Alle drei Beteiligten geben sich mit Hingabe und Konzentration dem Naturereignis der totalen Klangfindung hin. Dabei entstehen so viele Obertöne, Subtexte und zusätzliche Metaebenen, dass die Magie des Geschehens die unmittelbare Herkunft jedes Impulses fast zur Nebensache macht. Es geht nicht um die Instrumente, Konzepte und Einflüsse, nicht einmal um die ausführenden Persönlichkeiten, sondern in jedem einzelnen Augenblick um das unabsehbare Destillat aus der Gesamtheit aller Komponenten. Nach eigenem Bekunden geht es für Zwiauer, Vogel und Schröder um eine enggliedrige Kette von individuellen Entscheidungen, aus denen sich ein kollektiver Flow ergibt. Wäre dieser Begriff nicht so abgenutzt, könnte man es im besten Sinne des Wortes „Improvisation“ nennen.
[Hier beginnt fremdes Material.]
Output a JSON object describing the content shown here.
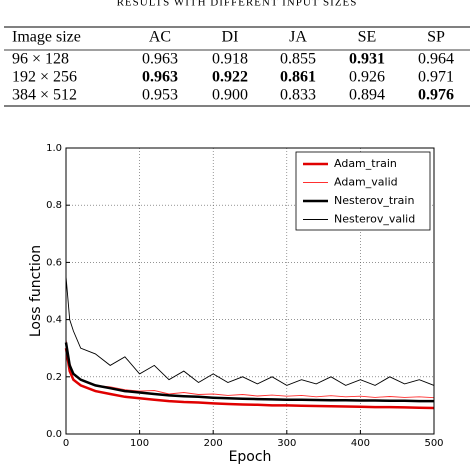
{
  "table": {
    "caption": "RESULTS WITH DIFFERENT INPUT SIZES",
    "header": [
      "Image size",
      "AC",
      "DI",
      "JA",
      "SE",
      "SP"
    ],
    "rows": [
      [
        "96 × 128",
        "0.963",
        "0.918",
        "0.855",
        "0.931",
        "0.964"
      ],
      [
        "192 × 256",
        "0.963",
        "0.922",
        "0.861",
        "0.926",
        "0.971"
      ],
      [
        "384 × 512",
        "0.953",
        "0.900",
        "0.833",
        "0.894",
        "0.976"
      ]
    ],
    "bold": [
      [
        4
      ],
      [
        1,
        2,
        3
      ],
      [
        5
      ]
    ]
  },
  "chart_data": {
    "type": "line",
    "xlabel": "Epoch",
    "ylabel": "Loss function",
    "x": [
      0,
      5,
      10,
      20,
      40,
      60,
      80,
      100,
      120,
      140,
      160,
      180,
      200,
      220,
      240,
      260,
      280,
      300,
      320,
      340,
      360,
      380,
      400,
      420,
      440,
      460,
      480,
      500
    ],
    "series": [
      {
        "name": "Adam_train",
        "color": "#e00000",
        "width": "thick",
        "values": [
          0.3,
          0.22,
          0.19,
          0.17,
          0.15,
          0.14,
          0.13,
          0.125,
          0.12,
          0.115,
          0.112,
          0.11,
          0.107,
          0.105,
          0.103,
          0.102,
          0.1,
          0.1,
          0.099,
          0.098,
          0.097,
          0.096,
          0.095,
          0.094,
          0.094,
          0.093,
          0.092,
          0.091
        ]
      },
      {
        "name": "Adam_valid",
        "color": "#ff3030",
        "width": "thin",
        "values": [
          0.33,
          0.25,
          0.21,
          0.19,
          0.17,
          0.165,
          0.155,
          0.15,
          0.152,
          0.14,
          0.145,
          0.138,
          0.14,
          0.135,
          0.138,
          0.133,
          0.136,
          0.132,
          0.135,
          0.13,
          0.134,
          0.13,
          0.132,
          0.128,
          0.131,
          0.128,
          0.13,
          0.127
        ]
      },
      {
        "name": "Nesterov_train",
        "color": "#000000",
        "width": "thick",
        "values": [
          0.32,
          0.24,
          0.21,
          0.19,
          0.17,
          0.16,
          0.15,
          0.145,
          0.14,
          0.135,
          0.132,
          0.13,
          0.127,
          0.125,
          0.123,
          0.122,
          0.121,
          0.12,
          0.12,
          0.119,
          0.118,
          0.118,
          0.117,
          0.117,
          0.116,
          0.116,
          0.115,
          0.115
        ]
      },
      {
        "name": "Nesterov_valid",
        "color": "#000000",
        "width": "thin",
        "values": [
          0.55,
          0.4,
          0.36,
          0.3,
          0.28,
          0.24,
          0.27,
          0.21,
          0.24,
          0.19,
          0.22,
          0.18,
          0.21,
          0.18,
          0.2,
          0.175,
          0.2,
          0.17,
          0.19,
          0.175,
          0.2,
          0.17,
          0.19,
          0.17,
          0.2,
          0.175,
          0.19,
          0.17
        ]
      }
    ],
    "xlim": [
      0,
      500
    ],
    "ylim": [
      0,
      1
    ],
    "xticks": [
      0,
      100,
      200,
      300,
      400,
      500
    ],
    "yticks": [
      {
        "value": 0,
        "label": "0.0"
      },
      {
        "value": 0.2,
        "label": "0.2"
      },
      {
        "value": 0.4,
        "label": "0.4"
      },
      {
        "value": 0.6,
        "label": "0.6"
      },
      {
        "value": 0.8,
        "label": "0.8"
      },
      {
        "value": 1,
        "label": "1.0"
      }
    ],
    "grid": true,
    "legend": "upper right"
  }
}
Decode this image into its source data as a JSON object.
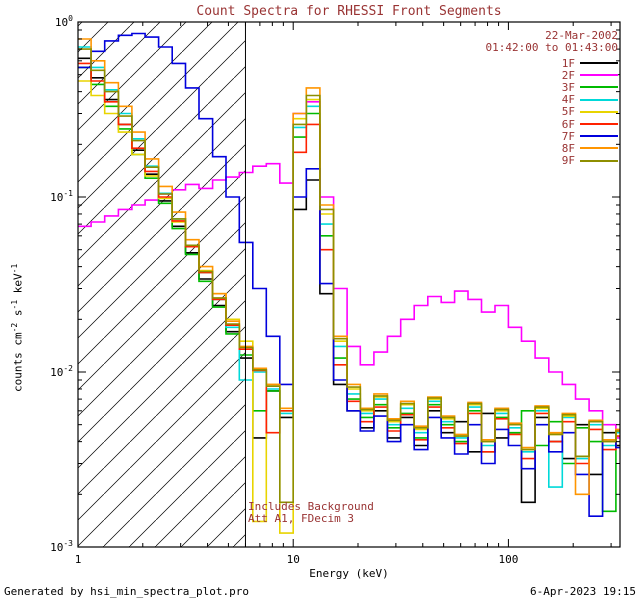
{
  "title": "Count Spectra for RHESSI Front Segments",
  "header": {
    "date": "22-Mar-2002",
    "time_range": "01:42:00 to 01:43:00"
  },
  "annotation": {
    "line1": "Includes Background",
    "line2": "Att A1, FDecim 3"
  },
  "footer": {
    "left": "Generated by hsi_min_spectra_plot.pro",
    "right": "6-Apr-2023 19:15"
  },
  "colors": {
    "text_accent": "#993333",
    "axis": "#000000",
    "background": "#ffffff"
  },
  "chart_data": {
    "type": "line",
    "title": "Count Spectra for RHESSI Front Segments",
    "xlabel": "Energy (keV)",
    "ylabel": "counts cm^-2 s^-1 keV^-1",
    "ylabel_parts": [
      [
        "t",
        "counts cm"
      ],
      [
        "sup",
        "-2"
      ],
      [
        "t",
        " s"
      ],
      [
        "sup",
        "-1"
      ],
      [
        "t",
        " keV"
      ],
      [
        "sup",
        "-1"
      ]
    ],
    "xscale": "log",
    "yscale": "log",
    "xlim": [
      1,
      330
    ],
    "ylim": [
      0.001,
      1
    ],
    "grid": false,
    "legend_position": "top-right-inside",
    "xticks": {
      "values": [
        1,
        10,
        100
      ],
      "labels": [
        "1",
        "10",
        "100"
      ]
    },
    "yticks": {
      "values": [
        1,
        0.1,
        0.01,
        0.001
      ],
      "base": "10",
      "exponents": [
        "0",
        "-1",
        "-2",
        "-3"
      ]
    },
    "hatch_region": {
      "xmin": 1,
      "xmax": 6
    },
    "step_mode": true,
    "x_bin_edges": [
      1.0,
      1.15,
      1.33,
      1.54,
      1.78,
      2.05,
      2.37,
      2.74,
      3.16,
      3.65,
      4.22,
      4.87,
      5.62,
      6.49,
      7.5,
      8.66,
      10.0,
      11.5,
      13.3,
      15.4,
      17.8,
      20.5,
      23.7,
      27.4,
      31.6,
      36.5,
      42.2,
      48.7,
      56.2,
      64.9,
      75.0,
      86.6,
      100.0,
      115.0,
      133.0,
      154.0,
      178.0,
      205.0,
      237.0,
      274.0,
      316.0
    ],
    "series": [
      {
        "name": "1F",
        "color": "#000000",
        "values": [
          0.62,
          0.48,
          0.36,
          0.26,
          0.185,
          0.135,
          0.095,
          0.068,
          0.048,
          0.034,
          0.024,
          0.017,
          0.012,
          0.0042,
          0.0078,
          0.0055,
          0.085,
          0.125,
          0.028,
          0.0085,
          0.006,
          0.0048,
          0.006,
          0.0042,
          0.0055,
          0.0038,
          0.006,
          0.0045,
          0.0052,
          0.0035,
          0.0058,
          0.0042,
          0.005,
          0.0018,
          0.0055,
          0.004,
          0.0032,
          0.005,
          0.0026,
          0.0045,
          0.0038
        ]
      },
      {
        "name": "2F",
        "color": "#ff00ff",
        "values": [
          0.068,
          0.072,
          0.078,
          0.085,
          0.09,
          0.096,
          0.104,
          0.11,
          0.118,
          0.112,
          0.125,
          0.13,
          0.138,
          0.15,
          0.155,
          0.12,
          0.3,
          0.35,
          0.1,
          0.03,
          0.014,
          0.011,
          0.013,
          0.016,
          0.02,
          0.024,
          0.027,
          0.025,
          0.029,
          0.026,
          0.022,
          0.024,
          0.018,
          0.015,
          0.012,
          0.01,
          0.0085,
          0.007,
          0.006,
          0.005,
          0.0042
        ]
      },
      {
        "name": "3F",
        "color": "#00bb00",
        "values": [
          0.55,
          0.44,
          0.33,
          0.245,
          0.175,
          0.128,
          0.092,
          0.066,
          0.047,
          0.033,
          0.0235,
          0.0165,
          0.0125,
          0.006,
          0.0078,
          0.006,
          0.22,
          0.3,
          0.06,
          0.012,
          0.007,
          0.0055,
          0.0065,
          0.0048,
          0.0058,
          0.0042,
          0.0065,
          0.005,
          0.004,
          0.006,
          0.0035,
          0.0055,
          0.0045,
          0.006,
          0.0038,
          0.0052,
          0.003,
          0.0048,
          0.004,
          0.0016,
          0.0045
        ]
      },
      {
        "name": "4F",
        "color": "#00d9d9",
        "values": [
          0.72,
          0.55,
          0.41,
          0.3,
          0.215,
          0.15,
          0.105,
          0.075,
          0.053,
          0.037,
          0.026,
          0.018,
          0.009,
          0.01,
          0.008,
          0.0058,
          0.25,
          0.33,
          0.07,
          0.014,
          0.0075,
          0.0058,
          0.007,
          0.005,
          0.0062,
          0.0045,
          0.0068,
          0.0052,
          0.0042,
          0.0063,
          0.0038,
          0.0058,
          0.0048,
          0.0035,
          0.006,
          0.0022,
          0.0055,
          0.0032,
          0.005,
          0.0038,
          0.0045
        ]
      },
      {
        "name": "5F",
        "color": "#e8d400",
        "values": [
          0.46,
          0.38,
          0.3,
          0.235,
          0.175,
          0.132,
          0.098,
          0.072,
          0.053,
          0.038,
          0.028,
          0.02,
          0.015,
          0.0014,
          0.0085,
          0.0012,
          0.28,
          0.36,
          0.08,
          0.015,
          0.008,
          0.006,
          0.0072,
          0.0052,
          0.0065,
          0.0047,
          0.007,
          0.0054,
          0.0043,
          0.0065,
          0.004,
          0.006,
          0.005,
          0.0036,
          0.0062,
          0.0044,
          0.0056,
          0.0033,
          0.0052,
          0.004,
          0.0046
        ]
      },
      {
        "name": "6F",
        "color": "#ff2200",
        "values": [
          0.58,
          0.46,
          0.35,
          0.26,
          0.19,
          0.14,
          0.1,
          0.073,
          0.052,
          0.037,
          0.026,
          0.0185,
          0.0135,
          0.0102,
          0.0045,
          0.006,
          0.18,
          0.26,
          0.05,
          0.011,
          0.0068,
          0.0052,
          0.0063,
          0.0046,
          0.0057,
          0.0041,
          0.0063,
          0.0048,
          0.0039,
          0.0058,
          0.0035,
          0.0054,
          0.0044,
          0.0032,
          0.0058,
          0.004,
          0.0052,
          0.003,
          0.0047,
          0.0036,
          0.0043
        ]
      },
      {
        "name": "7F",
        "color": "#0000dd",
        "values": [
          0.55,
          0.68,
          0.78,
          0.84,
          0.86,
          0.82,
          0.72,
          0.58,
          0.42,
          0.28,
          0.17,
          0.1,
          0.055,
          0.03,
          0.016,
          0.0085,
          0.1,
          0.145,
          0.032,
          0.009,
          0.006,
          0.0046,
          0.0056,
          0.004,
          0.005,
          0.0036,
          0.0055,
          0.0042,
          0.0034,
          0.005,
          0.003,
          0.0047,
          0.0038,
          0.0028,
          0.005,
          0.0035,
          0.0045,
          0.0026,
          0.0015,
          0.0041,
          0.0037
        ]
      },
      {
        "name": "8F",
        "color": "#ff9500",
        "values": [
          0.8,
          0.6,
          0.45,
          0.33,
          0.235,
          0.165,
          0.115,
          0.082,
          0.057,
          0.04,
          0.028,
          0.0195,
          0.014,
          0.0105,
          0.0085,
          0.0062,
          0.3,
          0.42,
          0.09,
          0.016,
          0.0085,
          0.0062,
          0.0075,
          0.0054,
          0.0068,
          0.0049,
          0.0072,
          0.0056,
          0.0044,
          0.0067,
          0.0041,
          0.0062,
          0.0051,
          0.0037,
          0.0064,
          0.0045,
          0.0058,
          0.002,
          0.0053,
          0.0041,
          0.0047
        ]
      },
      {
        "name": "9F",
        "color": "#8e8e00",
        "values": [
          0.7,
          0.53,
          0.4,
          0.29,
          0.21,
          0.148,
          0.104,
          0.075,
          0.053,
          0.0375,
          0.0265,
          0.0188,
          0.0138,
          0.0103,
          0.0083,
          0.0018,
          0.26,
          0.38,
          0.085,
          0.0155,
          0.0082,
          0.0061,
          0.0073,
          0.0053,
          0.0066,
          0.0048,
          0.0071,
          0.0055,
          0.0043,
          0.0066,
          0.004,
          0.0061,
          0.005,
          0.0036,
          0.0063,
          0.0044,
          0.0057,
          0.0033,
          0.0052,
          0.004,
          0.0046
        ]
      }
    ]
  }
}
So aber müssen wir offen eingestehen, dass es für die virulente Intensität dieses ebenso spontanen wie flexiblen Vokabulars gar keinen passenden Begriff gibt. Und siehe da, das bracht es auch gar nicht, denn die Musik spricht ja für sich selbst.

Und um jede kategorische und merkantile Einordnung noch am Ende schwerer, um nicht zu sagen, unmöglich zu machen, löst sich das Trio auch vom gängigen Format. Neben der CD „Intensivstation“ wird es ein Jahr lang monatlich einen zusätzlich über das Internet vertriebenen Track der Band geben. Die Aufnahmen des Albums und seiner Satelliten erfolgten über einen Zeitraum von mehreren Jahren, entsprechend soll auch der Annäherung über das Ohr ein zeitlich unlimitierter Zugang ermöglicht werden.

Im Westen nichts Neues? Alles schon gehört? Bitches Brew ohne Miles Davis? Pustekuchen. Wenn überhaupt, dann kocht uns die Intensivstation ein gepfeffertes Bridges Brew.